Der BGH hat dem Kläger die Erstattung des Kaufpreises gegen Rückgabe des Fahrzeugs zuerkannt. Allerdings muss sich der Kläger eine Nutzungsentschädigung anrechnen lassen. Da er das Fahrzeug eine gewisse Zeit genutzt hat, wird von seinem Anspruch ein Betrag für diese Nutzung abgezogen.

Wie berechnet sich die Nutzungsentschädigung?

Eine Nutzungsentschädigung ist nicht neu. Wer sein Fahrzeug aufgrund eines Sachmangels zurückgibt, bekommt den Kaufpreis erstattet. Davon abziehen darf der Verkäufer eine Nutzungsentschädigung. Diese berechnet sich anhand der voraussichtlichen Gesamtlaufleistung des Fahrzeugs sowie der tatsächlich gefahrenen Kilometer. Bei Gebrauchtfahrzeugen kommt es für die Berechnung auf die verbleibende Gesamtlaufleistung des Autos an. Es spielt also auch eine Rolle, mit welchem Kilometerstand das Fahrzeug erworben wurde. Im Klartext heißt das: Je weniger Kilometer gefahren wurden, umso weniger Entschädigung wird vom Kaufpreis abgezogen. 

Wer viel mit seinem Auto gefahren ist, kann daher sogar leer ausgehen. So entschied der BGH im Falle eines VW Passat, der bereits 255.000 Kilometer Laufleistung aufwies (BGH, Urteil vom 30.07.2020, Aktenzeichen VI ZR 354/19).

Was bedeuten die Urteile für andere Geschädigte?

Der BGH hat mit seinen Urteilen ein Machtwort gesprochen und damit für Tausende andere laufende Verfahren die Weichen gestellt. Die Instanzgerichte werden sich in den noch anhängigen, bisher nicht entschiedenen Fällen an den Urteilen des BGH orientieren. Für viele Tausend Autobesitzer rückt eine Entschädigung in greifbare Nähe. Dazu gehören auch die Beteiligten an der Musterfeststellungsklage, die sich nicht auf den Vergleich mit VW eingelassen haben. Andere wiederum werden dennoch keine Entschädigung erwarten können.

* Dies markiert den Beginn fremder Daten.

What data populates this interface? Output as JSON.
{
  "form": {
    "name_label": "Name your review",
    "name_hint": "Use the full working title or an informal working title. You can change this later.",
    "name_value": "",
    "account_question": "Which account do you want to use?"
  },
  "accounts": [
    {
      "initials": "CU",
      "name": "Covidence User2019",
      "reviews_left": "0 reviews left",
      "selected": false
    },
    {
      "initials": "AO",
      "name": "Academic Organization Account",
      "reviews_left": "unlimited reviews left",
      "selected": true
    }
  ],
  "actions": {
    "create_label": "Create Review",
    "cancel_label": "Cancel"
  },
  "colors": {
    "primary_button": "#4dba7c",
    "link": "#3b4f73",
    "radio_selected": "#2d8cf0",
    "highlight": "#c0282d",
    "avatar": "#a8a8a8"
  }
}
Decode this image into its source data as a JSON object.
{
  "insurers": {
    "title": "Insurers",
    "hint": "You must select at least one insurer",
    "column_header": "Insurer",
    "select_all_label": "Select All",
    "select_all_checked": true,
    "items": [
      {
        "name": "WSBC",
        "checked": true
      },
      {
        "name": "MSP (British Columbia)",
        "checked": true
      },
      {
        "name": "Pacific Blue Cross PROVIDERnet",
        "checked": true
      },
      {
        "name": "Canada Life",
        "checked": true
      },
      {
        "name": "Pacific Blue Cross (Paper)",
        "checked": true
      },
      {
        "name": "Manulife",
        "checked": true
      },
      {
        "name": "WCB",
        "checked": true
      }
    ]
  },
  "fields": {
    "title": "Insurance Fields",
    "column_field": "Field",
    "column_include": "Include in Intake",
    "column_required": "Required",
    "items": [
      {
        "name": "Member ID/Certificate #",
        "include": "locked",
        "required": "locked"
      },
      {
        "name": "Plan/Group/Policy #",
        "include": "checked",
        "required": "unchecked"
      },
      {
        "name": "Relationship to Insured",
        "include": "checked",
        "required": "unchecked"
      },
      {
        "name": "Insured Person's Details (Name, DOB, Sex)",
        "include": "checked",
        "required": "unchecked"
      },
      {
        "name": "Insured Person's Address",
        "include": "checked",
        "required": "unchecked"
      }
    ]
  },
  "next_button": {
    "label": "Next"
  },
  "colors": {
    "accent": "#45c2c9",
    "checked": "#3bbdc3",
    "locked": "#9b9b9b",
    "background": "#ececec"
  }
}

Was bedeutet das Urteil für Kläger, die bereits einen Vergleich geschlossen haben?

Ist der Vergleich rechtskräftig, ist das Verfahren damit abgeschlossen und kann auch nicht wieder aufgerollt werden. Das neue Urteil ändert daran nichts. Je nach Einzelfall muss der Vergleich für die betroffenen Autobesitzer aber nicht unbedingt schlechter sein. Ein wichtiger Unterschied: Trotz Zahlung der Vergleichssumme konnten die Betroffenen ihre Fahrzeuge behalten. Und sind die Autobesitzer viele Kilometer gefahren, können sie mit der Vergleichszahlung manchmal sogar besser dastehen als bei einer Abrechnung des Kaufpreises abzüglich der Nutzungsentschädigung.

Was hat der BGH noch entschieden?

Trotz des deutlichen Urteils im Mai 2020 waren viele Rechtsfragen noch ungeklärt. Im Laufe des Jahres 2020 hat der BGH einige weitere Entscheidungen zum Dieselskandal gefällt. So entschied das oberste Gericht, dass Deliktszinsen auf den Kaufpreis nicht verlangt werden können (BGH, Urteil vom 30.07.2020, Aktenzeichen: VI ZR 354/19). Der Grund: Der Geschädigte habe im Wege des Leistungsaustauschs eine zumindest tatsächlich voll nutzbare Gegenleistung erhalten.

Am 14. Dezember 2020 entschied der BGH, dass bereits mit Bekanntwerden der Manipulationen im Herbst 2015 die dreijährige Verjährungsfrist zu laufen begann und am 31. Dezember 2018 endete.